Background: The highly organized structures of the immunological synapse (IS) are crucial for T cell activation. PDZ domains might be involved in the formation of the IS by serving as docking sites for protein interactions. In this study, we investigate the role of the PALS1-associated tight junction protein (PATJ), which contains 10 PDZ domains, in the formation of IS and its subsequent impact on T cell activation.

Methods: To elucidate the function of PATJ, we generated murine models with conditional T cell-specific knockout of Patj and assessed T cell activation both in vitro and in vivo within the context of infection and cancer. We employed confocal microscopy to visualize the formation of IS between T cells and antigen-presenting cells in the absence of Patj. A series of PATJ truncations containing different combinations of PDZ domains was used to identify the minimal domain required for effective T cell receptor signaling. The identified active PDZ domain was then incorporated into mesothelin (MSLN)-specific chimeric antigen receptor (CAR) to evaluate its impact on CAR-T cell cytotoxicity against solid tumors.

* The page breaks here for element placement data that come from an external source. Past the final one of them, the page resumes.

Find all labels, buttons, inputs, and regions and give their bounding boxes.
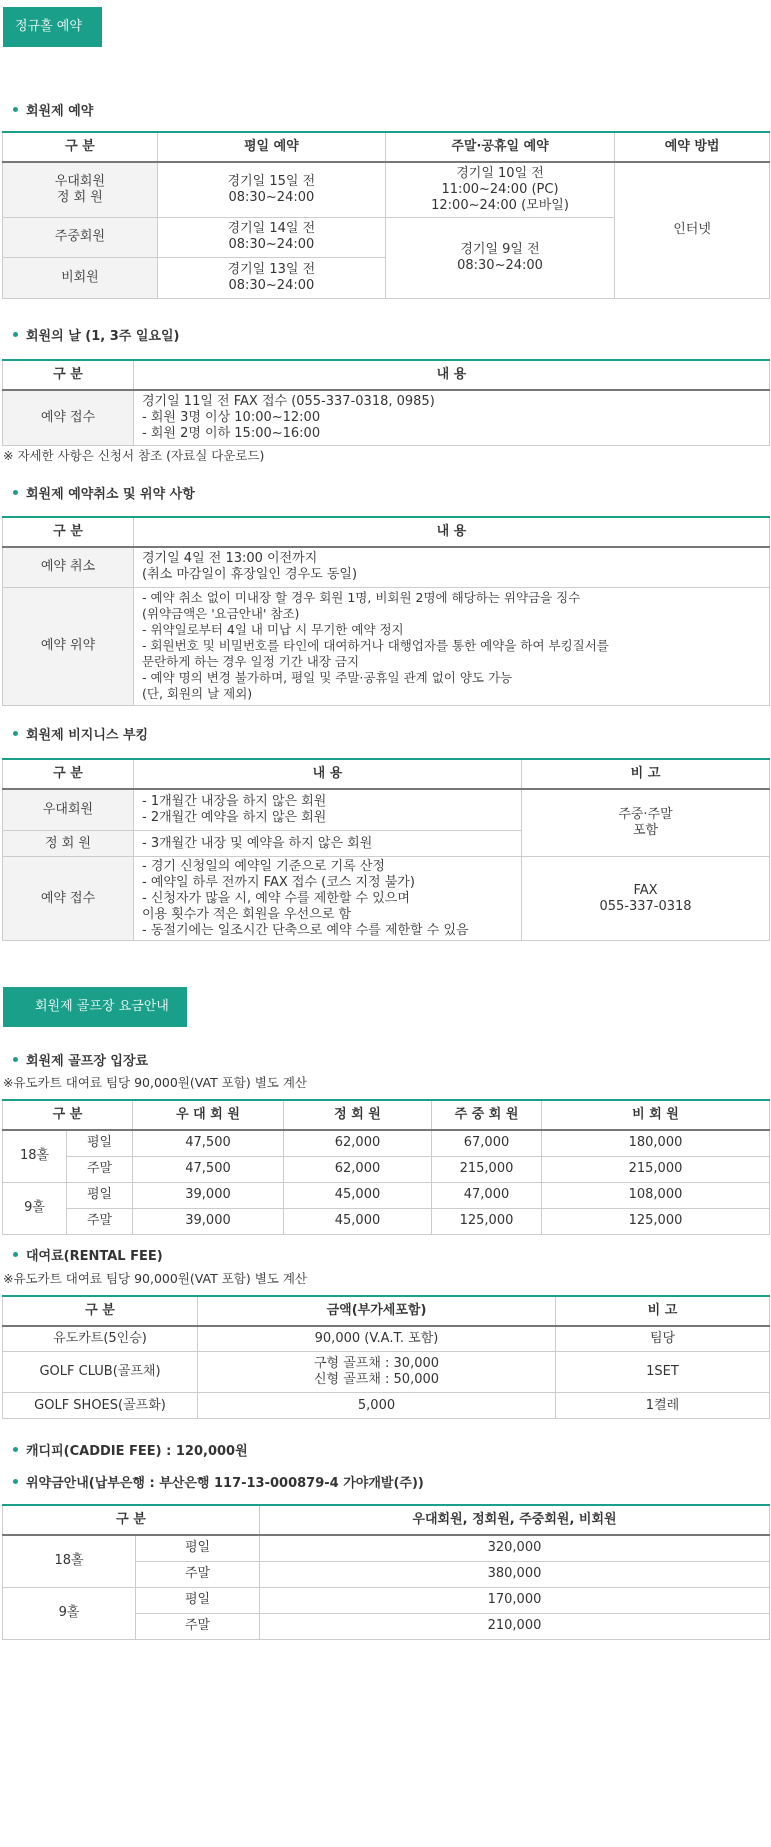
business-booking-table [2, 758, 770, 942]
cell: GOLF CLUB(골프채) [3, 1352, 198, 1393]
col-header: 구 분 [3, 759, 134, 789]
section-title: 위약금안내(납부은행 : 부산은행 117-13-000879-4 가야개발(주)) [0, 1471, 771, 1491]
cancel-penalty-table [2, 516, 770, 706]
cell: 구형 골프채 : 30,000 신형 골프채 : 50,000 [198, 1352, 556, 1393]
cell: 1SET [556, 1352, 770, 1393]
section-title: 회원제 비지니스 부킹 [0, 724, 771, 744]
cell: 평일 [67, 1130, 133, 1156]
cell: 경기일 4일 전 13:00 이전까지 (취소 마감일이 휴장일인 경우도 동일) [134, 547, 770, 587]
cell: 67,000 [432, 1130, 542, 1156]
section-title: 회원제 예약 [0, 99, 771, 119]
cell: 47,500 [133, 1156, 284, 1182]
cell: 39,000 [133, 1182, 284, 1208]
col-header: 내 용 [134, 517, 770, 547]
cell: 유도카트(5인승) [3, 1326, 198, 1352]
row-label: 우대회원 정 회 원 [3, 162, 158, 217]
member-day-table [2, 359, 770, 447]
section-badge-fees: 회원제 골프장 요금안내 [3, 987, 187, 1027]
col-header: 구 분 [3, 1505, 260, 1535]
cell: 180,000 [542, 1130, 770, 1156]
cell: 125,000 [432, 1208, 542, 1234]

Results: We observed a rapid increase in PATJ expression during T cell activation. Conditional knockout of Patj in T cells showed impaired immunity against infection and cancer in murine models. Mechanistically, ablation of Patj impedes IS formation, and thus reduces T cell activation. We further showed that engineering the active PDZ domain of PATJ into CAR structure significantly promoted the effector function of CAR-T cells.

Conclusions: Our study reveals an important role of PATJ in the formation of IS and provides an approach to improve the efficacy of CAR-T therapy.